LUNTE2 - Sensitivity tests of electronic components
BMWi (Bundesministerium für Wirtschaft und Klimaschutz)
Project start: 01.04.2021
Project duration: 36 months
Budget: € 400.300,-
Electronic components of all types are directly exposed to cosmic radiation in space, as there is no protective Earth magnetic field that can at least partially block the radiation in terrestrial applications. A major risk of failure is posed by so-called Single-Event Effects (SEE), which refer to a group of single-ion correlated failure mechanisms such as Single-Event Latchup (SEL) or Single-Event Burnout (SEB).
In a previous project, it was shown that SEEs, especially the destructive SEL, can be reproducibly generated in test objects using a diode laser setup. Now, we will apply this knowledge and expertise to the generation of SEE in microcontrollers and investigate to what extent conclusions regarding radiation hardness can be derived from laser investigations. Furthermore, we want to apply the developed technique of laser-based characterization for the first time to power devices, particularly Superjunction-MOSFETs (CoolMOS). In contrast to other published studies, we will compare the results of the spatially resolved laser investigations with spatially resolved single-ion irradiation, varying the available energy input (Linear Energy Transfer - LET) over a wide spectrum. Through the spatially resolved ion irradiation, we hope to achieve much more accurate comparison possibilities between the laser and ion irradiation experiments.

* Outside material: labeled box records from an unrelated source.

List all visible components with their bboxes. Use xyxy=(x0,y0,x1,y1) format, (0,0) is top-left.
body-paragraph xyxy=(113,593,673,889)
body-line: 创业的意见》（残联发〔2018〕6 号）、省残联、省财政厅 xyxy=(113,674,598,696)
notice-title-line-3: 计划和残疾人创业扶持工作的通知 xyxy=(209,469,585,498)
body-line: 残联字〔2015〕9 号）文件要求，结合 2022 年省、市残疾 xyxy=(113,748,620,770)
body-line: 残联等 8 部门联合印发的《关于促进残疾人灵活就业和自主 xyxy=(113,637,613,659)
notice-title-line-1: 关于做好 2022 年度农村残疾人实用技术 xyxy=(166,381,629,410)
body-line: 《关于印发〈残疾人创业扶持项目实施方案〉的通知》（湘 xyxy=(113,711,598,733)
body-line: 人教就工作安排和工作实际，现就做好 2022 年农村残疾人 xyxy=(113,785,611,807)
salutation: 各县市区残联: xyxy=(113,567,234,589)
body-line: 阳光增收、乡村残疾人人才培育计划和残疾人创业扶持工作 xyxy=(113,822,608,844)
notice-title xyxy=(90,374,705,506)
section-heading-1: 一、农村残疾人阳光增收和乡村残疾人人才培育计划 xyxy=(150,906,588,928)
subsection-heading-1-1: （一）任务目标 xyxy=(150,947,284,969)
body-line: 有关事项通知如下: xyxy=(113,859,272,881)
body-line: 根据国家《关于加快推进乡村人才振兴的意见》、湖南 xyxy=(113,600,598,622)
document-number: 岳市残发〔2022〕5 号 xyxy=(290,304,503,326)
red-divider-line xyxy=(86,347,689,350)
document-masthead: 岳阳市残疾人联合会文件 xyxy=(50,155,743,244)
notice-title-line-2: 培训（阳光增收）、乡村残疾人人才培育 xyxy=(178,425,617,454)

Spatially resolved ion irradiation is planned for high LET at the GSI accelerator in Darmstadt and for lower LET at the Helmholtz Center Dresden-Rossendorf (HZDR). Thus, in the project, three approaches to spatially resolved characterization of SEE will be compared:
- Laser irradiation - cost-effective, feasible in the laboratory, easy access
- Spatially resolved ion irradiation with high LET at GSI - elaborate, strongly limited access
- Spatially resolved ion irradiation with low LET at HZDR - medium effort, good and regular access possible.
Ultimately, the results of this project should contribute to a clearer understanding of the possibilities of laser technology in combination with the use of low-LET ion irradiation in SEE investigations and thus to a more informed assessment of the potential of these two easily accessible technologies.